To avoid discrepancies document the amount that was visibly taken from the container not the calculated amount. 
Dilution Logs Dilution logs are only necessary if you are storing the solution for longer than a day. If the dilution is used the same day you do not need to create a log.


The Controlled Substance Program has available courses we recommend you and your staff take. Additional lab specific training for your processes is requires and must be documented. 


Individual registrants are responsible for the disposal of their controlled substances for more information visit:

The Controlled Substance Program offers the following services for individual registrants who manage their own registration. This is to assist with some administrative burden and help ensure that you are meeting compliance. 

Services and Fee Page

Record maintenance and retention falls under the responsibility of the Individual Registrant. It is important that you keep up to date your personnel and materials records. Certain updates will need to be submitted to the DEA for approval such as changes to registration schedules, addition of new material you will be using, increases in annual usage amounts, or storage location/address changes. To update the DEA email the Diversion Investigator that approved your registration.

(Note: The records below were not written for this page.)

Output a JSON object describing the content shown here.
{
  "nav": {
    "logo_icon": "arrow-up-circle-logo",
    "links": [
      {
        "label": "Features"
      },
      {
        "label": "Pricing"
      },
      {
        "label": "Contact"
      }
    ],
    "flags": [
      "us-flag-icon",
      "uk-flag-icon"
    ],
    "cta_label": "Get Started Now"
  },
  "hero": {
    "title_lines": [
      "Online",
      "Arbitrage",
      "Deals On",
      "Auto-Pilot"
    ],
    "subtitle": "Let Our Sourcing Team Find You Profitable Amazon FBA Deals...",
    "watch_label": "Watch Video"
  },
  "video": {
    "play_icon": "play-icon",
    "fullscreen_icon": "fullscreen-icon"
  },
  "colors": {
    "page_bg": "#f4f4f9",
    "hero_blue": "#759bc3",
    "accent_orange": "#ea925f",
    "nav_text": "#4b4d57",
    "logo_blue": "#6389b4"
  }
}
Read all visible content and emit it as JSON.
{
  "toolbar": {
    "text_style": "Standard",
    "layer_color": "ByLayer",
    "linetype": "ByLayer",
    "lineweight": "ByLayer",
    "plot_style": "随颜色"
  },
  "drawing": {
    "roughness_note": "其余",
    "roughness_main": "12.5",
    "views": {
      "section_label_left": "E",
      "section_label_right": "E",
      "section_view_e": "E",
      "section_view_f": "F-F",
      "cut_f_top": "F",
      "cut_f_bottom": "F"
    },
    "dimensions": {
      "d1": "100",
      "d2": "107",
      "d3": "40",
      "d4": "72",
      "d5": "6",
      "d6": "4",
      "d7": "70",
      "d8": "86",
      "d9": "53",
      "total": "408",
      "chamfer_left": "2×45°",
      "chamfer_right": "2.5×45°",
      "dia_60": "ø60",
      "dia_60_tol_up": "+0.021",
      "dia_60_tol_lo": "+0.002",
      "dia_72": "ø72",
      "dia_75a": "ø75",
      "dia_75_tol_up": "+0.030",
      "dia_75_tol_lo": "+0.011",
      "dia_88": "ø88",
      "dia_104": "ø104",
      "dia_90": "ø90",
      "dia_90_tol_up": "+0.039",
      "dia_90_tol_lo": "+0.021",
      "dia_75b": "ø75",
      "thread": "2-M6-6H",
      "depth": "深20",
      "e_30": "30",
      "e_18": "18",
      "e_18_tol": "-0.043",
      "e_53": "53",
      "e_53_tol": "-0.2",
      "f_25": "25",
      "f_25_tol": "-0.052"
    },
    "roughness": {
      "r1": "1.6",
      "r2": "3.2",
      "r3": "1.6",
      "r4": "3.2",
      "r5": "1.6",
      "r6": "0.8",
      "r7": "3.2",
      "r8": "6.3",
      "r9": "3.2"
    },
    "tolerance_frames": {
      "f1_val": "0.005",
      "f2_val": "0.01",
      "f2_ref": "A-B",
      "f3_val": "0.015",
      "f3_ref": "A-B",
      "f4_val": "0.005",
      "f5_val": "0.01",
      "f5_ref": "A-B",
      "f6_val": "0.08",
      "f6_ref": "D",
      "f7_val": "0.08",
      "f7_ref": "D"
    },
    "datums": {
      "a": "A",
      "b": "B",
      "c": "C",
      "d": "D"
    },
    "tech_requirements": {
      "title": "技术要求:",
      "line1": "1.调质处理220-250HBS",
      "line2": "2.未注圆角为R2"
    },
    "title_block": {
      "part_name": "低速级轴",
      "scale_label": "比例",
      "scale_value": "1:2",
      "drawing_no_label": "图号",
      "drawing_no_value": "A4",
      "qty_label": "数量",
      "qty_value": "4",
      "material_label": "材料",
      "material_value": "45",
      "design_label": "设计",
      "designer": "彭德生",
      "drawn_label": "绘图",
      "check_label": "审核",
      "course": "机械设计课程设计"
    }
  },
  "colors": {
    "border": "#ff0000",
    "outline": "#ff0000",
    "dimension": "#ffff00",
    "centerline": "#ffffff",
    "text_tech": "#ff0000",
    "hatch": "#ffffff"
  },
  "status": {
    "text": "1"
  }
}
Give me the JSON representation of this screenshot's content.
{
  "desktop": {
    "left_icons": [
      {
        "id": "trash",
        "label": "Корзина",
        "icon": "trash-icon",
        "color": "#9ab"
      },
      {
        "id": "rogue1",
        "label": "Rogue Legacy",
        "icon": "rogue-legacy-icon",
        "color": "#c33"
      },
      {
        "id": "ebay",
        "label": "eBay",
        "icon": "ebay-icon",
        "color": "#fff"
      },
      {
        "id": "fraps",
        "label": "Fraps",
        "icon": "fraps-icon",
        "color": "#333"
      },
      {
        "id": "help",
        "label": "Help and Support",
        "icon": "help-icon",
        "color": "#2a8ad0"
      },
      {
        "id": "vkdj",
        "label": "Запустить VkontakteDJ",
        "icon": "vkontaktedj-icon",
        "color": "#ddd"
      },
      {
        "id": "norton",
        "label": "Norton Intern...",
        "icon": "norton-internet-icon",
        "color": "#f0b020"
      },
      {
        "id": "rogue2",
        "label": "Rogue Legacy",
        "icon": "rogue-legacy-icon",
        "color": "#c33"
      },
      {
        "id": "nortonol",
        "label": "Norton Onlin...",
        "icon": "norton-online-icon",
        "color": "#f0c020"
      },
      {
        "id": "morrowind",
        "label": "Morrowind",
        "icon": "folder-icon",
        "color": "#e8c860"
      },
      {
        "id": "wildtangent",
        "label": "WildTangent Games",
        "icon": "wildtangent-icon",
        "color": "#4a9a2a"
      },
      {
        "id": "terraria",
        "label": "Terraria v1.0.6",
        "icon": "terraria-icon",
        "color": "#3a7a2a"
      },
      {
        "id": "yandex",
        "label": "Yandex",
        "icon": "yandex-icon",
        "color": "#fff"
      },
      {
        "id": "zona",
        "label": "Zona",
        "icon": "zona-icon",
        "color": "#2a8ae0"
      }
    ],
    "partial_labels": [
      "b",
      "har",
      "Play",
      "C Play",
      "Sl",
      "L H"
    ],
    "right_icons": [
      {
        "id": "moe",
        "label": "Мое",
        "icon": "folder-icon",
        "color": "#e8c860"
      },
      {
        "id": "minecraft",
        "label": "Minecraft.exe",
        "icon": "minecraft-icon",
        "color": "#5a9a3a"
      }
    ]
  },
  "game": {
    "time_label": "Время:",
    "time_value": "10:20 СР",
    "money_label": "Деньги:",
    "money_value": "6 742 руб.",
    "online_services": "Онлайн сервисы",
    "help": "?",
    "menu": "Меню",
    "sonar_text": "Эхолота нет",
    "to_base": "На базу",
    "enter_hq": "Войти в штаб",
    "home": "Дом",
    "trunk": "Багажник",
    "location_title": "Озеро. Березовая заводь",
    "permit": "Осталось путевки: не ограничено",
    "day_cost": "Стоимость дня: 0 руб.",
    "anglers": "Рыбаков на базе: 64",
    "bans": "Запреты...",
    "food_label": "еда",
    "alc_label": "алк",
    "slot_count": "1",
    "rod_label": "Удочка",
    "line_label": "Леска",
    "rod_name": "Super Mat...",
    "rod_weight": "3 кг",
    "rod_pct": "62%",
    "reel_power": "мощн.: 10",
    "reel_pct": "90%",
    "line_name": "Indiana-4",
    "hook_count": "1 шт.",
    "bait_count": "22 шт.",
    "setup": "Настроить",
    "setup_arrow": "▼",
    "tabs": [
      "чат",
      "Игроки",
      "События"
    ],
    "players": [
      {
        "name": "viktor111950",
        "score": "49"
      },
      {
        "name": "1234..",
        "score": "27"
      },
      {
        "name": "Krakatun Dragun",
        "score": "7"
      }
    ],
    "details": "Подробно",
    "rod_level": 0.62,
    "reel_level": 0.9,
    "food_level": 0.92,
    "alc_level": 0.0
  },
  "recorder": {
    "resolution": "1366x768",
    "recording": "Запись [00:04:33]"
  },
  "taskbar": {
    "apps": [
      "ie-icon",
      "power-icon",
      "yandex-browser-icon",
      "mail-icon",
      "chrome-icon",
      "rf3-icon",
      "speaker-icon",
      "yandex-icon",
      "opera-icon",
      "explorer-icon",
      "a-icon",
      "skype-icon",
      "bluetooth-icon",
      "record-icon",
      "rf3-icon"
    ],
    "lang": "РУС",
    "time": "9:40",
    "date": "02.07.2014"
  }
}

Important records to take note of:
- DEA for 222 and Power of attorney (for schedule 1 and 2 material only)
- acquisition and final disposition records
- usage logs including dilution logs
Biennial Inventory 
- list of personnel approved to access material
- any reported diversion or excessive loss reports

If you have an individual registration it is your responsibility to have these documents ready for review in the event of a DEA inspection. 

For more information on inspections visit our information page: Inspections, Investigations, and Audits

Records must be retained in accordance with federal regulation and with UC Record Retention Schedule Policy

Retention Period: Official Record should be retain for 3 years after the end of the fiscal year in which the records are created or 2 years from final disposition of material. Never retain records longer than required.

Records may include but are not limited to:
• power of attorney records;
• transfer and chain-of-custody records;
• acquisition, use, and disposition records;
• usage logs and inventory records;
• auditing, monitoring and inspection records; and
• investigation records.

At time there can be material loss or spills for information on what is diversion, a significant loss and how to report it visit our information page:

Diversion, Excessive Loss, Spills or Theft

 Labs are responsible for setting up accounts and procuring their material. Vendors will request compliance documents to setup accounts.

It is recommended for labs to maintain the following records:
-  purchase and acquisition records
-  Justification- you should be able to reference an institutional protocol (e.g. BUA, ARC, RUA) or lab book for and experiment 

Maintain Dangerous Drugs and Devices secured and inaccessible to the public as you would an hazardous chemical. Do not store these materials with your controlled substances. 


These items should be placed in a pharmaceutical waste containers. Liquids should be in closed containers to prevent spillage. These containers differ from biohazardous container. 

Researchers are able to drop off their pharmaceutical waste containers at secured UCLA Medical Waste Accumulation sites. 
To request access visit  Self Drop-Off Areas for Medical Waste


California law does not require a physician prescription or a physician license on file for a wholesaler to supply dangerous drugs to a research laboratory.
A wholesaler may furnish a dangerous drug to a laboratory without a physician’s prescription, as long as purchase records are maintained. (Cal. Bus. & Profs. Code 4059(b)).
A “laboratory” is defined under Cal. Bus. & Profs. Code 4031 as “a research, teaching, or testing laboratory not engaged in the dispensing or furnishing of drugs or devices but using dangerous drugs … for scientific or teaching purposes.”